A top Tory was confronted today over a government cleaner who died with suspected Covid symptoms - after a damning report revealed staff were “disrespected” during lockdown parties.
Steve Barclay called the death of Emanuel Gomes a "heartbreaking case" as he faced questions over the Partygate scandal in the wake of Sue Gray's report.
The Whitehall enforcer slammed No10's treatment of staff who uncovered evidence of rule-breaking parties during the pandemic, saying there were "multiple" occasions when workers were treated with "a lack of respect".

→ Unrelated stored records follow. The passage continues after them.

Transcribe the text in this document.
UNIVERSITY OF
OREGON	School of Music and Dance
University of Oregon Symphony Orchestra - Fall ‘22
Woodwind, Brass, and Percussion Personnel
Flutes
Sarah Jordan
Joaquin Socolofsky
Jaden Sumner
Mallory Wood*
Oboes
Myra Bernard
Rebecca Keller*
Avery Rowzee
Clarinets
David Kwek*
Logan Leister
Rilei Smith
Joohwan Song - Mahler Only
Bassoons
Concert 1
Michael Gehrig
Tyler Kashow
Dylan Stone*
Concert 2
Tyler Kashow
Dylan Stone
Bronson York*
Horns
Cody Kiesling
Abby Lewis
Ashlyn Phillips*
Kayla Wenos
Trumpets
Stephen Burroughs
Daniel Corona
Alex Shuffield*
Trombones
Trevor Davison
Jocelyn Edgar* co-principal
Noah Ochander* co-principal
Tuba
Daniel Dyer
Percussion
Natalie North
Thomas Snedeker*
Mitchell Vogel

Insiders told the BBC security ‘custodians’ were mocked for questioning lockdown parties while cleaners had to mop up red wine from the walls.
Mr Gomes, a father who was an outsourced cleaner in the Ministry of Justice, died in April 2020 after working for five days with suspected Covid symptoms. He believed he could not afford to lose income.
The BBC's Nick Robinson questioned Mr Barclay, the Cabinet Office minister and No10 chief of staff, on what he would say to Mr Gomes' family now the public know the full details of what happened in Downing Street during lockdown.
Mr Robinson said: "His name was Emanuel Gomes.
“What do you think his family, what do you think his friends will be thinking today when you say to them that the Prime Minister didn’t know that booze was being brought in in industrial quantities so people could relax after work?"
Mr Barclay replied that Mr Gomes' was a “heartbreaking case" - but the actions of people with Downing Street were by “very small minority on a number of specific days”.
He said: "All our hearts will go out to his family.
“Just as a constituency MP I’ve heard many absolutely distressing stories from my constituents who weren’t able to attend funerals, who’d lost loved ones, and it was an incredibly fraught time."
But he added: "You’re characterising this as if this was the norm every day at all times.
“We’re talking about a small minority over the course of a two year period often on occasions when the PM was not in the building."
The United Voices of the World (UVW) union has run a ‘Justice for Emanuel’ campaign.
The union said he was born in Guinea Bissau and had worked at the Ministry of Justice since February 2018, outsourced to the cleaning firm OCS.
“As an agency worker, he was not entitled to holidays, sick pay, and had no security when taking strike action or engaging in other union organising,” the union said on the fundraising page.
At the time, OCS told The Guardian protective equipment including rubber gloves and aprons had been given to cleaning staff, though masks were not required in public health guidelines at the time. The firm also said sick pay was available.
A friend of Emanuel told the union: “He had lost his appetite and wasn’t eating, he had flem and seemed to have a fever. He was really sick and I wanted to call an ambulance.
“Some people thought that an ambulance wouldn’t come and that the hospitals were full so there was no point.
“I took him home on transport. When we got to Victoria station he didn’t even know where he was.”
BBC host Mr Robinson later corrected the way he had described Mr Gomes during the interview.
He tweeted: “A correction & an apology : This morning in an interview with the prime minister’s chief of staff I raised the case – reported in the Critic magazine - of “one government cleaner who contracted Covid and died”.
“I went on to describe this man as an individual who had been instructed to work in Downing Street who was surrounded by people breaking the rules. That was a mistake and I apologise for it. Emanuel Gomes worked in the Ministry of Justice
“There is, incidentally, a dispute about the cause of Mr Gomes’s death in April 2020 before COVID testing was routine. The family were reportedly told that he had died of COVID but the post-mortem recorded a different cause of death.”